In his article, Lo psicodramma di Greta (The Greta’s Psychodrama), Miguel Martinez - March 4th 2021 - describes how the environmental issue "worried only a small group of scholars […], until Greta exploded". Greta, the symbol of the media movement, has transformed the environmental issue into a democratic issue, thanks to the billions of people who became aware and this is positive. However, "Greta got an audience by simplifying the environmental issue" to the only concentration of CO² in the atmosphere and reducing it to global warming, the villain who must be killed for everyone to live happily ever after. With the accusation, "You are stealing our future from us," Greta called the powerful in finance and in politics the appointees to kill the bad guy. Here the black hole that swallows democracy reappears, “everything is delegated - except the marches in the square - to finance and businesses, which are transformed from the cause of the catastrophe into a solution”, "to politicians who can present themselves as saviors", "to the high-level technicians of companies" who will define the environmental issue as it pleases them and justify that public money goes to the private sector to save the world by increasing the control of society until it becomes total. “The Greta Psychodrama affects everyone, but it delegates salvation to technocracy, capitalism and political power”, to whom we address a cult of saviors instead of a criticism for being the accountable.

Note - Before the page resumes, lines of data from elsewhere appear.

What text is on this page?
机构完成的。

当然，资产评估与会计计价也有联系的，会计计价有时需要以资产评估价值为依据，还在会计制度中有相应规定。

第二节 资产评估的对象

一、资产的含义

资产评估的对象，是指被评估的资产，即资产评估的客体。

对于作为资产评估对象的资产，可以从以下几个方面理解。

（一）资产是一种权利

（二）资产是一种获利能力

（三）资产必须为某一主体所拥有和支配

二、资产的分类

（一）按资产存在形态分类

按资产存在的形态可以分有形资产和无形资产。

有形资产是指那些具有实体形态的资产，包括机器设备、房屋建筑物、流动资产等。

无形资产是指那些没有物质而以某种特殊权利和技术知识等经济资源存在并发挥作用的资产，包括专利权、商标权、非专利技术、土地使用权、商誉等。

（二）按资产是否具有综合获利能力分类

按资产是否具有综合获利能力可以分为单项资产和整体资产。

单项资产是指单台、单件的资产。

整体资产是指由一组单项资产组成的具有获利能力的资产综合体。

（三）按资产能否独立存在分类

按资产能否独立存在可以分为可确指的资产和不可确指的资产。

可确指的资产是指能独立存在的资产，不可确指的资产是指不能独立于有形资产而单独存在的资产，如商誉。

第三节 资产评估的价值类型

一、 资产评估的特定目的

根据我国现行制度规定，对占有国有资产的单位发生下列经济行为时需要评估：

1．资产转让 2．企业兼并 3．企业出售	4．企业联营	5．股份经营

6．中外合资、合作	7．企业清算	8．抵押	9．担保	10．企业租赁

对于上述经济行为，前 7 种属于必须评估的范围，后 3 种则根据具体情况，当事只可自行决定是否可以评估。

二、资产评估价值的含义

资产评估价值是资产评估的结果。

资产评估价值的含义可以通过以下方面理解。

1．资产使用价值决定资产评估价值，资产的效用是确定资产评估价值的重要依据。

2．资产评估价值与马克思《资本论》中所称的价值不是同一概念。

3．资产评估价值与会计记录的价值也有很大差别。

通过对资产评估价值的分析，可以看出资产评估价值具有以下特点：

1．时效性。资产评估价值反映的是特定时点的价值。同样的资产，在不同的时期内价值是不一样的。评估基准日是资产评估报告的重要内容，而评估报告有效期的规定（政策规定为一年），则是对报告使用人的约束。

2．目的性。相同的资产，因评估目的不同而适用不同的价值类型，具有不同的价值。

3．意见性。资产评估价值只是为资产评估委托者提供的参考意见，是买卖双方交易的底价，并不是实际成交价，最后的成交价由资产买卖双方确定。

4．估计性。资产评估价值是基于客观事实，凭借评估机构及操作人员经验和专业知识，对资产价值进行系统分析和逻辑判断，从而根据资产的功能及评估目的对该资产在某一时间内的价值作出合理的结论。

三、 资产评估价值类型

What to do then? The only remedy, certainly not in the short but in the medium term, and which requires everyone's commitment, is the birth in the people of a political conscience that will distance them from a populist vision of democracy.
In social dynamics, we speak of 'critical mass' to indicate the sufficient number of people who adhere to an idea or social system so that the adoption rate becomes self-sufficient to create a further growth. Well, only a critical mass of the population, becoming the custodian of a true democracy values, and the subject of political life, will revive hope in democracy.
Although it remains the question of whom would be the guarantor that the 'values' transmitted to this critical mass are the true democratic values. A devious oligarchy will always try to impose itself, through the power of money, the prestige of science, the control of technological information, the sway of lies and slander, as the new generation of opinion-gates.